Uranium, if highly enriched, can be weapons-grade, providing the defiant regime a second way of building nuclear weapons after its existing program based on plutonium.
But Pyongyang claims the program is to produce fuel for a power-generating atomic reactor. But few believe the claim by a regime that has pursued nuclear ambitions for decades and conducted two test explosions.
Seoul and Washington are seeking to define the illicit nature of the uranium program before reopening the stalled six-party talks so as to prevent Pyongyang from claiming that the program is for peaceful purposes.
China is considered the biggest obstacle to the push as Beijing opposes the Security Council taking up the matter over concern that it could aggravate tensions.

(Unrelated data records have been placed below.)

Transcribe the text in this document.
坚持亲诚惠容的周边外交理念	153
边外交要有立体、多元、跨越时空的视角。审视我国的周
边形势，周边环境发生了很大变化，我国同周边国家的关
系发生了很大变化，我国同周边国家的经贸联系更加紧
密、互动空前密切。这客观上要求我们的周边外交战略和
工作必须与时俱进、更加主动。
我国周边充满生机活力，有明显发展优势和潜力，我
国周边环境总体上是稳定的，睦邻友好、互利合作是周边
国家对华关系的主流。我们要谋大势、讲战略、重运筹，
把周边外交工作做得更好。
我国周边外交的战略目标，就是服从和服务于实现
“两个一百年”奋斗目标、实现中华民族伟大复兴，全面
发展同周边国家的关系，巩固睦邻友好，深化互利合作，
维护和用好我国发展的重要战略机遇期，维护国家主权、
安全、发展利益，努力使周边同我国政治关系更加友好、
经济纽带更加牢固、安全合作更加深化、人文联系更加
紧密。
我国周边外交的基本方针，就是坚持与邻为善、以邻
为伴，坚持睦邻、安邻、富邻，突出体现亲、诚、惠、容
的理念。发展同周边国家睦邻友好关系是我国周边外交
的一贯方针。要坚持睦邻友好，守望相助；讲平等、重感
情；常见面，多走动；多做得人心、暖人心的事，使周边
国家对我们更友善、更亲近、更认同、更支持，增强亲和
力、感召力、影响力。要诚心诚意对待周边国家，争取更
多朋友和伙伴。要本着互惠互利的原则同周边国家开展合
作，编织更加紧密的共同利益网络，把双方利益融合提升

China has claimed that the issue should be discussed at the six-party talks.
“Though China is not included, all other permanent Security Council members are part of the G8. In this sense, the chairman’s summary is meaningful in helping to create and build international consensus” on the uranium program, the official said.
South Korea worked behind the scenes to get the G8 foreign ministers to adopt the document, and Japan was very helpful in the efforts, diplomatic sources said.
The G8 groups the United States, Japan, Britain, France, Germany, Italy, Canada and Russia.